Eighty-eight students at Petersburg Elementary School became watershed stewards as they potted tree saplings to grow into trees and replanted the school’s rain garden.
Petersburg’s fifth graders assisted with potting 125 native tree saplings for the newly constructed Grow Out Station. These dogwood, sugar maple, sawtooth oak, and apple saplings will grow in the caged station for one year as students will care for and inventory the progress. As sixth graders, the students will have an opportunity to sell or donate the trees to forest their communities and benefit their school.
Trees were not the only focus of the new stewards. Students were aware of the school’s rain garden (planted in 2013), but were unaware of the many benefits that it provided to the schoolyard, Potomac River watershed, and for native animal habitat.

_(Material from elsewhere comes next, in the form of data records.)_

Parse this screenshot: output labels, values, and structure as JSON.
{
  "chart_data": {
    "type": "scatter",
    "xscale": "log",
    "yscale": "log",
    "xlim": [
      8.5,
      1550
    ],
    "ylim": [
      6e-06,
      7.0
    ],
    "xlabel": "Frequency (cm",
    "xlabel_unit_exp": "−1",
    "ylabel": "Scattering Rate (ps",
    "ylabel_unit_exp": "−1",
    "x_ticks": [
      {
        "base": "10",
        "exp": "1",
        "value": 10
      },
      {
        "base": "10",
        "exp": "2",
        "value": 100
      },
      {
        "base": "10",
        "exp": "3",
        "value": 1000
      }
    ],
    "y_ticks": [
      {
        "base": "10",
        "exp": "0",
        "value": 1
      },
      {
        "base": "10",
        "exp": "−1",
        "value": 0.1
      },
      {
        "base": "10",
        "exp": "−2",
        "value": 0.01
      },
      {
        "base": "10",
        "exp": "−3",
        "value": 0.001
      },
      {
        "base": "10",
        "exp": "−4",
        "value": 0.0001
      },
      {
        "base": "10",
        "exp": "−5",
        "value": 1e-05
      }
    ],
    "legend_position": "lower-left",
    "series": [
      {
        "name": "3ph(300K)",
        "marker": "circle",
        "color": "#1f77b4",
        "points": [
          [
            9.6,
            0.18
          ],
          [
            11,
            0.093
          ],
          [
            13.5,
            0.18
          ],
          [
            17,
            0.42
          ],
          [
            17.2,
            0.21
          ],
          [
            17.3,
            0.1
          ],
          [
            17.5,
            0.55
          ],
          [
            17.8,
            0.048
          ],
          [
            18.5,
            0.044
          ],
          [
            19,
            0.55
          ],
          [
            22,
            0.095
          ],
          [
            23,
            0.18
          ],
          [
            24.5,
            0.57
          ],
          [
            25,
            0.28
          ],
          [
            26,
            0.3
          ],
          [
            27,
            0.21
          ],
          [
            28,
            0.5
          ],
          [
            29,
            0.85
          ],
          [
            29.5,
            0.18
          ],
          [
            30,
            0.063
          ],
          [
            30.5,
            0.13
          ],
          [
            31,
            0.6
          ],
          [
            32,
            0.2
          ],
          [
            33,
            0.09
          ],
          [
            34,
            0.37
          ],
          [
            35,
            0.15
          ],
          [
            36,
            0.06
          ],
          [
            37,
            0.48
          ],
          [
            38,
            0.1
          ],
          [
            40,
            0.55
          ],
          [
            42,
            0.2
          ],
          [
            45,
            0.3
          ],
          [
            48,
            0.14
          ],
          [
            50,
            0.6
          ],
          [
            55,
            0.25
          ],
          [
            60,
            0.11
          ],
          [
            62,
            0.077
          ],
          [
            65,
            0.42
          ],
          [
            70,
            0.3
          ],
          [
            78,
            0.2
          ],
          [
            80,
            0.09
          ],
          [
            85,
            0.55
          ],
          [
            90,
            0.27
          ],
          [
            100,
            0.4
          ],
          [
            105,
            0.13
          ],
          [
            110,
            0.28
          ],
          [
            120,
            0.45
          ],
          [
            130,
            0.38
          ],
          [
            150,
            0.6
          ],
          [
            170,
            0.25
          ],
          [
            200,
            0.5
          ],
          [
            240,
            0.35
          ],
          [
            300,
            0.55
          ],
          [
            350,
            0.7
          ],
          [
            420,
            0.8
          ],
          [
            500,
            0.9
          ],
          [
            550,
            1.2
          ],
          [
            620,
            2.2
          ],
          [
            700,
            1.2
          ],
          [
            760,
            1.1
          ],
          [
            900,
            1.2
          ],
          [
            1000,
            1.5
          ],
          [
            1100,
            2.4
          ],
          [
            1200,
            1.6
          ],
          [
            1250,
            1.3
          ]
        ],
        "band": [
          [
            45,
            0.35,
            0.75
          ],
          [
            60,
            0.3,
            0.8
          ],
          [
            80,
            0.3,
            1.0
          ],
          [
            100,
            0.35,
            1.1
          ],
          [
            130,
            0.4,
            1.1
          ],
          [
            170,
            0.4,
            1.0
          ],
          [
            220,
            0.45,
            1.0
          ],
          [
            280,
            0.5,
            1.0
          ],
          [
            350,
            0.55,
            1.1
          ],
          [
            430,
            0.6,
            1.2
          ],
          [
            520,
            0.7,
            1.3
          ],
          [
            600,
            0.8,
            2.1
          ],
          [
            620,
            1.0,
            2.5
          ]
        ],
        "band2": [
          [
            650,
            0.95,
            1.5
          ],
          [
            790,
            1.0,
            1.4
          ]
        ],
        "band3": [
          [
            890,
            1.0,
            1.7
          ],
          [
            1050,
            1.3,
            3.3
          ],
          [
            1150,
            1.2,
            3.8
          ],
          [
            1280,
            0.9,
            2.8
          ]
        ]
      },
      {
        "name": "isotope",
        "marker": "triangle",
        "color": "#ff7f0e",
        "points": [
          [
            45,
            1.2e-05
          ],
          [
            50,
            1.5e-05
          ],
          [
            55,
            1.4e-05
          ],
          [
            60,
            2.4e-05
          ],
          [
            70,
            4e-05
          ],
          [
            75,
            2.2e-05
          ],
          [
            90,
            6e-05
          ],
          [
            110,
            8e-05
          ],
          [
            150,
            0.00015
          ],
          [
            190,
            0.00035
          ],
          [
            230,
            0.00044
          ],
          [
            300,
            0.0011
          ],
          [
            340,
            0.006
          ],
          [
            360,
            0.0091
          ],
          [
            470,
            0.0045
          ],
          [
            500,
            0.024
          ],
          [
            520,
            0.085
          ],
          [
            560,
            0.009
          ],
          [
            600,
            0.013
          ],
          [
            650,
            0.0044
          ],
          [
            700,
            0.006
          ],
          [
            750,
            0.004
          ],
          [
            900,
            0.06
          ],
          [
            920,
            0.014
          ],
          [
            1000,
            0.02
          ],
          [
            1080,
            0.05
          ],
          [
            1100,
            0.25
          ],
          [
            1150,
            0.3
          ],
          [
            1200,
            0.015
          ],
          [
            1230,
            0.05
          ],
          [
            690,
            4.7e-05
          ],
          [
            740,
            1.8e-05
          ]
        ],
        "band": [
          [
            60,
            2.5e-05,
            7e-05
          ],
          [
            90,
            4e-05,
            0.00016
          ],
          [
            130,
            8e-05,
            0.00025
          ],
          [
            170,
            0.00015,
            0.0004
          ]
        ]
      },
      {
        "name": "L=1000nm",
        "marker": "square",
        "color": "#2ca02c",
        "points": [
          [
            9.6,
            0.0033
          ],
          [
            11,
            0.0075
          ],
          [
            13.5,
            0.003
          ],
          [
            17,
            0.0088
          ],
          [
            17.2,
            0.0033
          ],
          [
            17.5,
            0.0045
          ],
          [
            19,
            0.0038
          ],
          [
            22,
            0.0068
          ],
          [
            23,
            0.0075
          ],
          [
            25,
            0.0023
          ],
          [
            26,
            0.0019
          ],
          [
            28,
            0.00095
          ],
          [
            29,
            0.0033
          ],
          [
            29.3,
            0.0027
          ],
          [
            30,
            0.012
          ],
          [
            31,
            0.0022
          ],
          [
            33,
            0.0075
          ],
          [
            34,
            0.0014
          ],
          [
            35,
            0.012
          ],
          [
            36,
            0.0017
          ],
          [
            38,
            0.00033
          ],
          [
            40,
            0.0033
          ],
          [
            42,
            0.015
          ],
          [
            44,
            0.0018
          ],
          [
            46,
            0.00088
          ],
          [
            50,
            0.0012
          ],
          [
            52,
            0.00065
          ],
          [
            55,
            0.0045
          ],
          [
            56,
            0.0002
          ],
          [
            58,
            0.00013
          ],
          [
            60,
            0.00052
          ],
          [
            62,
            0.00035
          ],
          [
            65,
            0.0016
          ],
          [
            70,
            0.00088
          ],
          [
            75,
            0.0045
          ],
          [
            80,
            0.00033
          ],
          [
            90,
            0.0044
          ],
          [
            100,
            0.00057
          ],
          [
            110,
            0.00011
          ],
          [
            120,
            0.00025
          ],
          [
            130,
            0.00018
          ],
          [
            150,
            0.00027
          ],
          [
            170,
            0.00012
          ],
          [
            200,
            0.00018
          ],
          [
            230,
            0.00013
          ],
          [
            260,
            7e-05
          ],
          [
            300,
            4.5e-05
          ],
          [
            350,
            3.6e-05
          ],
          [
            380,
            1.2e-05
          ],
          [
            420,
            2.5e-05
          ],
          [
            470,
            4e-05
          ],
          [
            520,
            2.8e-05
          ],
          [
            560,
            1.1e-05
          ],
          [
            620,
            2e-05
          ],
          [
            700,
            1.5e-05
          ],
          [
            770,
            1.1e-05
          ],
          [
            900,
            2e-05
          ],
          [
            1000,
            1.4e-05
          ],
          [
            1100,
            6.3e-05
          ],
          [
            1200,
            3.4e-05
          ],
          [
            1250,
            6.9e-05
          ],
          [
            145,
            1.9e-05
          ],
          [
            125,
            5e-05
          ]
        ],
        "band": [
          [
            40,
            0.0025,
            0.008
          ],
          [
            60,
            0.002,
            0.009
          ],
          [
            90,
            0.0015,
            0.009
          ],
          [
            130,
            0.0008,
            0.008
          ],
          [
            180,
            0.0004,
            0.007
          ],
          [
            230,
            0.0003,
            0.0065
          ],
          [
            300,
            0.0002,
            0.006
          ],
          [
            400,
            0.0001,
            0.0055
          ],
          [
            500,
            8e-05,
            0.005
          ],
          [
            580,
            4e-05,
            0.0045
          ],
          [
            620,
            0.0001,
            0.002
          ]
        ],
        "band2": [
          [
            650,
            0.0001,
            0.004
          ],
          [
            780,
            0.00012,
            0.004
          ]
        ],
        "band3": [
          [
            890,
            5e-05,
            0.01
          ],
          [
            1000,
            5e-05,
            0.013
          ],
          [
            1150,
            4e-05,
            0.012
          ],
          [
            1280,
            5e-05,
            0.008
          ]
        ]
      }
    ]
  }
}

The eighty-eight students helped to revitalize the existing rain garden with weeding, mulching, and replanting over 100 native plants. Through classroom lessons, the fifth graders became knowledgeable of how the large garden was absorbing potentially pollution-filled stormwater and filtering out the sediment, nutrients, and chemicals to send clean groundwater to the tributaries of the Potomac River. Back in 2013, the rain garden mitigated major puddling in the courtyard. In 2019, the tall shrubs and rain garden plants absorb the extra rain water and create wildlife habitat for birds and pollinators.
Cacapon Institute would like to extend a big thank you to all eighty-eight student volunteers and for project lead, Julie Colaw, for their hard work.